涙交じりの声で伝えると、小さく首を横に振って優しい微笑みを向けてくれた。

その後、ふたりで婚姻届を提出し、受理された。

親切な市役所の人が撮ってくれた写真には、泣き笑いのような私が映っていた。


「最高の思い出だな。これからもよろしく」


「よろしく、お願いします」


ふたりで言い合うと、自然に笑みが零れた。

市役所を出た惺さんは私を店まで送ってくれ、ふたりで春香さんに入籍の報告をした。


「結婚おめでとう。幸せにね……といっても、今さらかもしれないけれど」


「いえ、ご配慮いただきありがとうございます。
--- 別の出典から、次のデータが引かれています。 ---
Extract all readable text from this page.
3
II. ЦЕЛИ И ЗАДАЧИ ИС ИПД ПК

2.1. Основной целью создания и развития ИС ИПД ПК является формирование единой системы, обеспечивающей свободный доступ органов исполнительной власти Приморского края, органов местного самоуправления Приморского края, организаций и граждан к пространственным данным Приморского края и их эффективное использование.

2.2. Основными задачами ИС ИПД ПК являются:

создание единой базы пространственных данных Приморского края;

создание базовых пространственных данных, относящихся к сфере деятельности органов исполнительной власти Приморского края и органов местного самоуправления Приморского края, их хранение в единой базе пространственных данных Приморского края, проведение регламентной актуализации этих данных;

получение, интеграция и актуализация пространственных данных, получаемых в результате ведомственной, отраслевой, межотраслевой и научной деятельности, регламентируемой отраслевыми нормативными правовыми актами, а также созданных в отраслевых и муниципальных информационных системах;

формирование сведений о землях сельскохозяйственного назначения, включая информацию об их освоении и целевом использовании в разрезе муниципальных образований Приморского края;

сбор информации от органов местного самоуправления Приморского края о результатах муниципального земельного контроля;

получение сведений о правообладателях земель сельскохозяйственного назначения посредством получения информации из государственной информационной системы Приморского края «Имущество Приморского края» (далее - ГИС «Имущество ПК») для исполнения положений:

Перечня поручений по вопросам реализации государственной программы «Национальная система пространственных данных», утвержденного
希和と悟己と幸せな家庭を築けるよう努力します」


「春香さん、本当にありがとうございます……頑張ります」


私の様子になにかを感じたのか、よかったわねと手を握ってくれた春香さんの温かさに落ち着いたはずの涙が再びあふれそうになる。


「結婚はいつ公表するの?」


「過去の件もありますし、私としてはできる限り早く発表したいと思っています」


「そうね、世間に知られたほうが牽制にもなるし……でも変な輩に絡まれる可能性もあるし気をつけてね」


「はい、ふたりを全力で守ります。同じ過ちは二度と繰り返したくないので」


そう言って、惺さんは傍らに立つ私の右手を強く握りしめた。


「希和、なにかあったときはどんな些細な出来事でも隠さずに教えてくれ」


「う、うん」


返事をすると、惺さんは少し安堵の表情を浮かべて春香さんに再度挨拶をして店から出ていった。